Gullit était alors entraîneur-joueur, n’est-ce pas ?

Oui, au début. Son idée était très claire : si tu gardes le ballon, tu contrôles le match.

Comment voyez-vous la position actuelle de la Lazio dans le football européen ?

Claudio Lotito a repris le club alors qu’il était proche de la faillite et l’a remis sur pied. La Lazio est aujourd’hui stable financièrement, dispute régulièrement des compétitions européennes et fait généralement partie du top 6 de Serie A. Ils ont un public formidable, une ville magnifique, et jouer à l’Olimpico est une expérience incroyable. Et le derby de Rome est l’un des plus beaux matchs du football.

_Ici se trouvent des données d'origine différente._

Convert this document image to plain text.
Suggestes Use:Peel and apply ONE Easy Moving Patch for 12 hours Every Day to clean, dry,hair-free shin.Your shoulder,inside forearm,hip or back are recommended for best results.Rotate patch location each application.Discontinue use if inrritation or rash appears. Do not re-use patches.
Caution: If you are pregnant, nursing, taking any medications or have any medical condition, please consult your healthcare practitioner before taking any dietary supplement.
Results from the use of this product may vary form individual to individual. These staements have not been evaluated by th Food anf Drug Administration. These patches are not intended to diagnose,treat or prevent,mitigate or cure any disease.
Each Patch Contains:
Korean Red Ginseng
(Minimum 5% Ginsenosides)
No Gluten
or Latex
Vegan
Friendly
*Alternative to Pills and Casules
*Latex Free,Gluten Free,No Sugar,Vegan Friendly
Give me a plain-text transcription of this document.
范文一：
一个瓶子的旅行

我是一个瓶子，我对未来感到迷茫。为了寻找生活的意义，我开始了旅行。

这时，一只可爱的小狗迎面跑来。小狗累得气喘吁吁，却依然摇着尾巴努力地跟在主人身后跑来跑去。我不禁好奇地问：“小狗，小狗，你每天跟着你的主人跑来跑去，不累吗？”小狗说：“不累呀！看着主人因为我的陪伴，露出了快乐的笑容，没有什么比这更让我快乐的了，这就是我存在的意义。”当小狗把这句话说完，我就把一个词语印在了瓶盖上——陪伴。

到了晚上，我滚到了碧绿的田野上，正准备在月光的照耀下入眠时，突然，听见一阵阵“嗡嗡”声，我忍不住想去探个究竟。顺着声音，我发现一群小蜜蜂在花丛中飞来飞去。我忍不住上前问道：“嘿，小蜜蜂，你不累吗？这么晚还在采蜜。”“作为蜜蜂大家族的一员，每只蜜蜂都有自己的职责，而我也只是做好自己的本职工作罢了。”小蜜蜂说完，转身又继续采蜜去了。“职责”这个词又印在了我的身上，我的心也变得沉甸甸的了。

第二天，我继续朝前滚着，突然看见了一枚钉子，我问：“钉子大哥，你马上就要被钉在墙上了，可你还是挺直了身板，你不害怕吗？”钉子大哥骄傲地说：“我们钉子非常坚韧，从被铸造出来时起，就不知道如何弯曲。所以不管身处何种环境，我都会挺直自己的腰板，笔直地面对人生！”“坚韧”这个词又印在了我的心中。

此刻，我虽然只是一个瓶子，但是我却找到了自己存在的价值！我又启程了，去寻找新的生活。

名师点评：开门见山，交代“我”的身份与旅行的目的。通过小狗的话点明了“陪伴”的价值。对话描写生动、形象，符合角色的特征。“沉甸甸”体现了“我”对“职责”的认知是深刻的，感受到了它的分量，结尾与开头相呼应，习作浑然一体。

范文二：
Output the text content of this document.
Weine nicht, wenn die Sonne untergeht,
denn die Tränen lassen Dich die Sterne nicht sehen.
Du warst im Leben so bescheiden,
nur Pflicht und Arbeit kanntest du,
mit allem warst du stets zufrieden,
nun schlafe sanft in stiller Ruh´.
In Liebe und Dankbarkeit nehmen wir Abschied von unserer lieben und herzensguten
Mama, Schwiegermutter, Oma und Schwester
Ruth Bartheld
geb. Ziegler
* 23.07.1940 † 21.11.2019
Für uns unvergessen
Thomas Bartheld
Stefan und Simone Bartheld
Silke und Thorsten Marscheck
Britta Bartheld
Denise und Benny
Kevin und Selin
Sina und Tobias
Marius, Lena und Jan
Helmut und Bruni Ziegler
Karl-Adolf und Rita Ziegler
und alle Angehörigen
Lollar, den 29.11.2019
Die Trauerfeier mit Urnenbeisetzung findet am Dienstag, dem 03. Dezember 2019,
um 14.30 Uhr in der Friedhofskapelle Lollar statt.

Chelsea a été votre dernier club en tant que joueur. Comment était la période avant l’arrivée de Roman Abramovich ?

L’ambiance était déjà euphorique. Je suis arrivé en 1996, et peu après sont venus (Gianluca) Vialli, (Gianfranco) Zola, (Frank) Leboeuf, (Marcel) Desailly. Nous avons remporté six trophées : la FA Cup, la Coupe des vainqueurs de coupe, la Supercoupe d’Europe, la League Cup. C’était une période très réussie.

L’arrivée d’Abramovich en 2003 a complètement transformé le club. Chelsea est devenu une force sur la scène nationale et internationale, un club mondialement reconnu. 

Comment percevez-vous l’ère Jose Mourinho et les joueurs qui ont suivi ?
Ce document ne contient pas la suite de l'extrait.